In the last few years, I’ve learned to appreciate the role of a mentor. At work I have a mentor who has helped me make the transition from the newspaper world to the world of higher education.
And I have parenting mentors — those people who have kids older than mine and who assure me that I will survive these tween and teen years.
These mentors didn’t have perfect kids. They tell me horror stories about their children sneaking out at night or doing poorly in school. Yet somehow those kids turned into law-abiding, productive adults. These parents have something I don’t have: perspective.
Recently, I confessed to one of my parenting mentors that I sometimes just hate my kids. This was after my older son had driven to school with my car keys, leaving me stranded and unable to get to work.

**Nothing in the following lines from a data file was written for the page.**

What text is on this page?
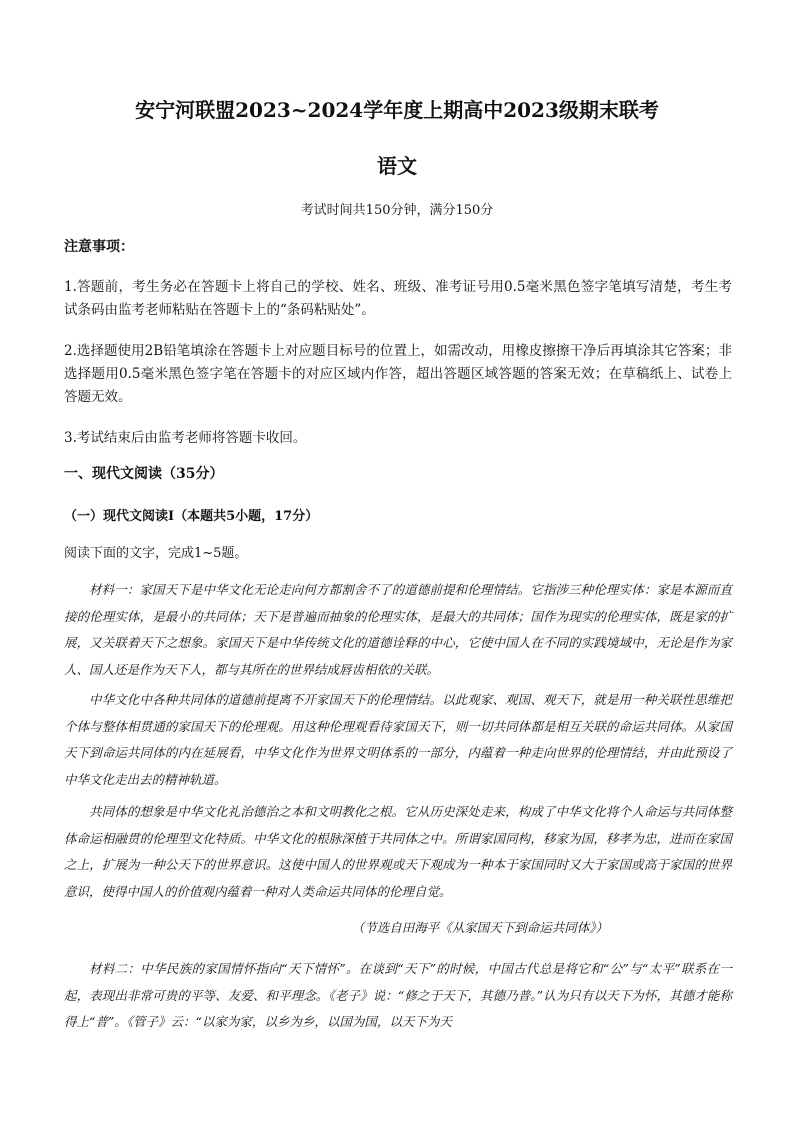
安宁河联盟2023~2024学年度上期高中2023级期末联考
语文
考试时间共150分钟，满分150分
注意事项：
1.答题前，考生务必在答题卡上将自己的学校、姓名、班级、准考证号用0.5毫米黑色签字笔填写清楚，考生考试条码由监考老师粘贴在答题卡上的“条码粘贴处”。
2.选择题使用2B铅笔填涂在答题卡上对应题目标号的位置上，如需改动，用橡皮擦擦干净后再填涂其它答案；非选择题用0.5毫米黑色签字笔在答题卡的对应区域内作答，超出答题区域答题的答案无效；在草稿纸上、试卷上答题无效。
3.考试结束后由监考老师将答题卡收回。
一、现代文阅读（35分）
（一）现代文阅读Ⅰ（本题共5小题，17分）
阅读下面的文字，完成1~5题。
材料一：家国天下是中华文化无论走向何方都割舍不了的道德前提和伦理情结。它指涉三种伦理实体：家是本源而直接的伦理实体，是最小的共同体；天下是普遍而抽象的伦理实体，是最大的共同体；国作为现实的伦理实体，既是家的扩展，又关联着天下之想象。家国天下是中华传统文化的道德诠释的中心，它使中国人在不同的实践境域中，无论是作为家人、国人还是作为天下人，都与其所在的世界结成唇齿相依的关联。
中华文化中各种共同体的道德前提离不开家国天下的伦理情结。以此观家、观国、观天下，就是用一种关联性思维把个体与整体相贯通的家国天下的伦理观。用这种伦理观看待家国天下，则一切共同体都是相互关联的命运共同体。从家国天下到命运共同体的内在延展看，中华文化作为世界文明体系的一部分，内蕴着一种走向世界的伦理情结，并由此预设了中华文化走出去的精神轨道。
共同体的想象是中华文化礼治德治之本和文明教化之根。它从历史深处走来，构成了中华文化将个人命运与共同体整体命运相融贯的伦理型文化特质。中华文化的根脉深植于共同体之中。所谓家国同构，移家为国，移孝为忠，进而在家国之上，扩展为一种公天下的世界意识。这使中国人的世界观或天下观成为一种本于家国同时又大于家国或高于家国的世界意识，使得中国人的价值观内蕴着一种对人类命运共同体的伦理自觉。
（节选自田海平《从家国天下到命运共同体》）
材料二：中华民族的家国情怀指向“天下情怀”。在谈到“天下”的时候，中国古代总是将它和“公”与“太平”联系在一起，表现出非常可贵的平等、友爱、和平理念。《老子》说：“修之于天下，其德乃普。”认为只有以天下为怀，其德才能称得上“普”。《管子》云：“以家为家，以乡为乡，以国为国，以天下为天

I had to call the school, get my son out of class, and demand that he come home so I could have my keys back.
This was just a day after my younger son had acted oblivious when I asked him about a homework assignment that I found in his binder. He swore he didn’t know how the assignment got there.
My friend assured me that he used to go weeks hardly speaking to his teenage son because he was so exasperated by the teen's behavior. Now his son is a successful professional with a wife and child of his own.
My friend laughs with his son about those incidents that at the time made him so angry.
One day, I suppose, my son and I will laugh about the day he took my keys. It isn’t today, but my mentor gives me hope that it will happen someday.